Impression Prods. v. Lexmark Int’l is a Supreme Court case decided this term that played its part in continuing to reshape IP law in 2017. In the decision, the Supreme Court considered two questions. First, whether a “conditional sale” that transfers title to the patented item while specifying post-sale restrictions on the article’s use or resale avoids application of the patent exhaustion doctrine and therefore permits the enforcement of such post-sale restrictions through the patent law’s infringement remedy.  And second, whether patent exhaustion applies to sales that occur outside the United States in light of the court’s holding in Kirtsaeng v. John Wiley & Sons Inc. On the second question, SCOTUS held that a sale of a patented product exhausts all rights both domestic and international in the product. Overturning Federal Circuit case law holding that post-sale restrictions and foreign sales preserve a U.S. patent-holder’s right to sue for infringement. This decision will likely have several implications in IP law.
Background of the case
Facts :
The case arose over the resale of laser printer toner cartridges, sold by Lexmark both in the U.S. and abroad.  Lexmark International, Inc. designs, manufactures,  and sells toner cartridges to consumers in the United States and abroad. It owns a number of patents that cover components of those cartridges and the manner in which they are used. Lexmark presents the consumer with two options when they purchase toner cartridges.
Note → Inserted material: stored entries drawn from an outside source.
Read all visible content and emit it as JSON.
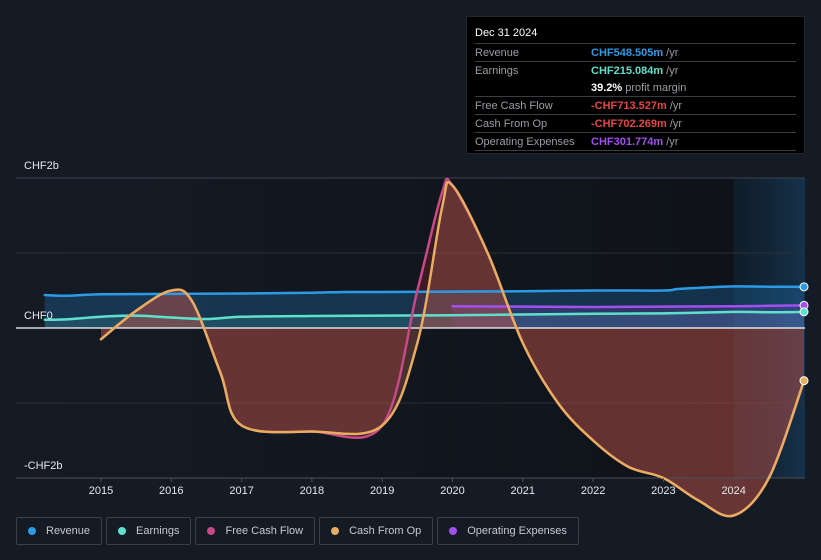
{
  "tooltip": {
    "date": "Dec 31 2024",
    "rows": [
      {
        "label": "Revenue",
        "value": "CHF548.505m",
        "unit": "/yr",
        "color": "#2d9ae5"
      },
      {
        "label": "Earnings",
        "value": "CHF215.084m",
        "unit": "/yr",
        "color": "#5fe0cd"
      },
      {
        "label": "",
        "value": "39.2%",
        "unit": "profit margin",
        "color": "#ffffff"
      },
      {
        "label": "Free Cash Flow",
        "value": "-CHF713.527m",
        "unit": "/yr",
        "color": "#e64545"
      },
      {
        "label": "Cash From Op",
        "value": "-CHF702.269m",
        "unit": "/yr",
        "color": "#e64545"
      },
      {
        "label": "Operating Expenses",
        "value": "CHF301.774m",
        "unit": "/yr",
        "color": "#a24ff0"
      }
    ]
  },
  "legend": [
    {
      "label": "Revenue",
      "color": "#2d9ae5"
    },
    {
      "label": "Earnings",
      "color": "#5fe0cd"
    },
    {
      "label": "Free Cash Flow",
      "color": "#c74a87"
    },
    {
      "label": "Cash From Op",
      "color": "#e8ad5f"
    },
    {
      "label": "Operating Expenses",
      "color": "#a24ff0"
    }
  ],
  "chart_data": {
    "type": "line",
    "title": "",
    "xlabel": "",
    "ylabel": "",
    "y_tick_labels": [
      "CHF2b",
      "CHF0",
      "-CHF2b"
    ],
    "y_ticks": [
      2000,
      0,
      -2000
    ],
    "ylim": [
      -2000,
      2000
    ],
    "x_tick_labels": [
      "2015",
      "2016",
      "2017",
      "2018",
      "2019",
      "2020",
      "2021",
      "2022",
      "2023",
      "2024"
    ],
    "x_ticks": [
      2015,
      2016,
      2017,
      2018,
      2019,
      2020,
      2021,
      2022,
      2023,
      2024
    ],
    "xlim": [
      2013.75,
      2025.0
    ],
    "grid": true,
    "highlight_region": [
      2024.0,
      2025.0
    ],
    "units": "CHF millions",
    "series": [
      {
        "name": "Revenue",
        "color": "#2d9ae5",
        "x": [
          2014.2,
          2014.5,
          2015.0,
          2016.0,
          2017.0,
          2018.0,
          2018.5,
          2019.0,
          2020.0,
          2021.0,
          2022.0,
          2023.0,
          2023.2,
          2023.6,
          2024.0,
          2024.5,
          2025.0
        ],
        "values": [
          440,
          430,
          450,
          455,
          460,
          470,
          480,
          480,
          485,
          490,
          500,
          500,
          520,
          540,
          555,
          550,
          548.5
        ]
      },
      {
        "name": "Earnings",
        "color": "#5fe0cd",
        "x": [
          2014.2,
          2014.5,
          2015.0,
          2015.5,
          2016.0,
          2016.5,
          2017.0,
          2018.0,
          2019.0,
          2020.0,
          2021.0,
          2022.0,
          2023.0,
          2024.0,
          2024.5,
          2025.0
        ],
        "values": [
          110,
          115,
          150,
          165,
          140,
          120,
          150,
          160,
          165,
          170,
          180,
          190,
          195,
          215,
          210,
          215.1
        ]
      },
      {
        "name": "Free Cash Flow",
        "color": "#c74a87",
        "x": [
          2015.0,
          2015.5,
          2016.0,
          2016.3,
          2016.7,
          2017.0,
          2018.0,
          2019.0,
          2019.5,
          2019.85,
          2020.0,
          2020.5,
          2021.0,
          2021.5,
          2022.0,
          2022.5,
          2023.0,
          2023.5,
          2024.0,
          2024.5,
          2025.0
        ],
        "values": [
          -150,
          230,
          500,
          350,
          -600,
          -1300,
          -1380,
          -1300,
          500,
          1800,
          1900,
          1000,
          -200,
          -1000,
          -1500,
          -1850,
          -2000,
          -2300,
          -2500,
          -2000,
          -713.5
        ]
      },
      {
        "name": "Cash From Op",
        "color": "#e8ad5f",
        "x": [
          2015.0,
          2015.5,
          2016.0,
          2016.3,
          2016.7,
          2017.0,
          2018.0,
          2019.0,
          2019.5,
          2019.85,
          2020.0,
          2020.5,
          2021.0,
          2021.5,
          2022.0,
          2022.5,
          2023.0,
          2023.5,
          2024.0,
          2024.5,
          2025.0
        ],
        "values": [
          -150,
          230,
          500,
          350,
          -600,
          -1300,
          -1380,
          -1300,
          -200,
          1600,
          1900,
          1000,
          -200,
          -1000,
          -1500,
          -1850,
          -2000,
          -2300,
          -2500,
          -2000,
          -702.3
        ]
      },
      {
        "name": "Operating Expenses",
        "color": "#a24ff0",
        "x": [
          2020.0,
          2021.0,
          2022.0,
          2023.0,
          2024.0,
          2025.0
        ],
        "values": [
          290,
          285,
          280,
          285,
          290,
          301.8
        ]
      }
    ]
  }
}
Either buy a toner cartridge at full price with no restrictions or buy a cartridge at a discount through Lexmark’s “Return Program”. Those who purchase through the “Return Program” are required to sign a contract agreeing to use the cartridge only once and refrain from transferring the cartridge to any third party for reloading.
Lexmark accused Impression Products of reloading and selling Lexmark cartridges obtained through the “Return Program” both foreign and domestic.  The District Court dismissed Lexmark’s infringement suit as to U.S. sales but permitted pursuit of a patent infringement remedy for foreign sales; the Federal Circuit affirmed as to foreign sales but also permitted Lexmark’s infringement case to proceed for U.S. sales as well.
Issue Presented:
Ultimately, the issue before the United States Supreme Court was whether, by selling cartridges domestically and abroad, Lexmark had exhausted its patent rights leaving Impression Products free to refurbish and resell them.
The court also considered whether a “conditional sale” that transfers title with post-sale restrictions on the use or resale of the item avoids the patent exhaustion doctrine and therefore permit the enforcement of the post-sale restrictions by suing for infringement?
The Supreme Court held that Lexmark exhausted its patent rights in the Return Program cartridges that it sold in the United States. A patentee’s decision to sell a product exhausts all of its patent rights in that item, regardless of any contractual restrictions the patentee imposes. As a result, even if the restrictions in Lexmark’s contracts with its customers were clear  and enforceable under contract law, they do not entitle Lexmark to  retain patent rights in an item that it has elected to sell. The court also held that an authorized sale outside the United States, also exhausts all rights under the Patent Act.
The implications for patent owners particularly those who sell patented products in foreign markets can be considerable.  According to IP Watchdog, the decision may result in “patent owners seeking to raise prices for goods sold abroad, but for price regulated products such as pharmaceuticals it may not be so easy to do.  Thus, patent owners may need to further rely on regulatory authorities to impose restrictions on products regulated by the FDA or other regulatory bodies to prevent importation of patented goods purchased at lower prices in foreign markets.”
Bob Stoll, Partner at Drinker Biddle asserts that this decision will encourage powerful foreign groups to gather products up and send them back to the US to get the higher prices. Or, companies will not be able to lower prices and sell their products in those countries. Both the poor in other countries, who benefit from life saving drugs, and the innovators in the US will suffer.
At the same time, this ruling can be seen as a win for consumers.  Possibly increasing and strengthening individuals rights to use and repair things, that one believes they already own, as they see fit.  According to Public Knowledge. “Corporate restrictions on how products are used and resold are costly and onerous for consumers,” and “The decision today largely puts a stop to that practice, at least with respect to patent law.”
Ngwika Crystal Fomba is a J.D. candidate, 2019, at NYU School of Law.